Regardless, given the dismissal of Count I, as outlined above, this court lacks subject matter jurisdiction over Count II, a state law claim. A federal court has a responsibility to "police subject matter jurisdiction sua sponte." Hay v. Ind. State Bd. Of Tax Com'rs, 312 F.3d 876, 879 (7th Cir. 2002). Federal courts are courts of limited jurisdiction. Teamsters Nat. Automotive Transporters Industry Negotiating Committee v. Troha, 328 F.3d 325, 327 (7th Cir. 2003). The federal courts may only exercise jurisdiction over cases when that jurisdiction is "specifically authorized by federal statute." Id. Jurisdiction exists when a complaint contains a claim that arises under federal law (28 U.S.C. § 1331) or satisfies the requirements of the diversity jurisdiction (28 U.S.C. § 1332). Bovee v. Broom, 732 F.3d 743, 744 (7th Cir. 2013).

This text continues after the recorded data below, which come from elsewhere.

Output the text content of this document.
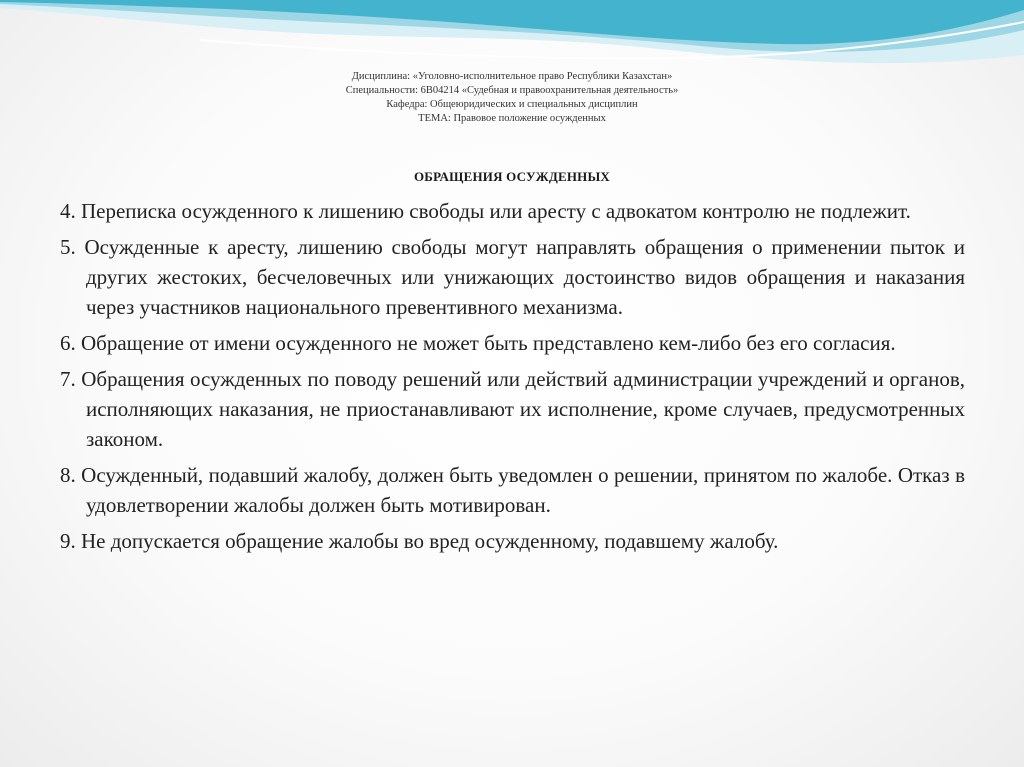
Дисциплина: «Уголовно-исполнительное право Республики Казахстан»
Специальности: 6В04214 «Судебная и правоохранительная деятельность»
Кафедра: Общеюридических и специальных дисциплин
ТЕМА: Правовое положение осужденных
ОБРАЩЕНИЯ ОСУЖДЕННЫХ
4. Переписка осужденного к лишению свободы или аресту с адвокатом контролю не подлежит.
5. Осужденные к аресту, лишению свободы могут направлять обращения о применении пыток и других жестоких, бесчеловечных или унижающих достоинство видов обращения и наказания через участников национального превентивного механизма.
6. Обращение от имени осужденного не может быть представлено кем-либо без его согласия.
7. Обращения осужденных по поводу решений или действий администрации учреждений и органов, исполняющих наказания, не приостанавливают их исполнение, кроме случаев, предусмотренных законом.
8. Осужденный, подавший жалобу, должен быть уведомлен о решении, принятом по жалобе. Отказ в удовлетворении жалобы должен быть мотивирован.
9. Не допускается обращение жалобы во вред осужденному, подавшему жалобу.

Once jurisdiction over a case is determined to be absent, the only course is to note the absence of jurisdiction and dismiss the case pursuant to that ground. See Steel Co. v. Citizens for a Better Environment, 523 U.S. 83, 94 (1998). However, the Seventh Circuit "generally discourage[s] district courts from sua sponte dismissing a complaint for lack of subject matter jurisdiction without first providing the plaintiff notice and a hearing or an opportunity to amend. Such a dismissal is improper unless the jurisdictional defect is incurable." George v. Islamic Republic of Iran, 63 F. App'x 917, 918 (7th Cir. 2003) (citing Frey v. EPA, 270 F.2d 1129, 1132 (7th Cir. 2001)). Previously, the court had supplemental jurisdiction (28 U.S.C. § 1367) over Count II because, as alleged by Monroe Hospital, it was directly related to the Plaintiff's federal antitrust claims and formed part of the same case or controversy. (Compl. ¶ 16). Based on the aforementioned standards, Monroe Hospital is notified of the absence of jurisdiction in this court and directed to show cause why the Complaint should not be dismissed.

V. Conclusion

Therefore, IU Health Bloomington's Motion to Dismiss (Docket No. 16) is GRANTED. Count I is DISMISSED WITH PREJUDICE pursuant to Rule 12(b)(6). Monroe Hospital shall have through FRIDAY, OCTOBER 28, 2016, to show cause why Count II should not be dismissed for lack of subject matter jurisdiction pursuant to Rule 12(b)(1). If Monroe Hospital does not show cause by that date, the court will dismiss Count II, close the case, and issue a Final Judgment in favor of IU Health Bloomington.

SO ORDERED.

FootNotes


1. Indiana courts interpret Indiana's monopoly law in harmony with § 2 of the Sherman Antitrust Act. See Berghausen v. Microsoft Corp., 765 N.E.2d 592, 594 (Ind. Ct. App. 2002) ("The Indiana Act was modeled after section two of the Sherman Antitrust Act, 15 U.S.C. 2, . . . and has been interpreted consistent with the federal law interpreting the Federal Act."). Thus, the federal authority used throughout this opinion apply equally to the state antitrust count, unless specified otherwise, and the resulting relief from this opinion will be applicable to both counts.
2. The Indiana Code's use of this phrase includes ambulatory services.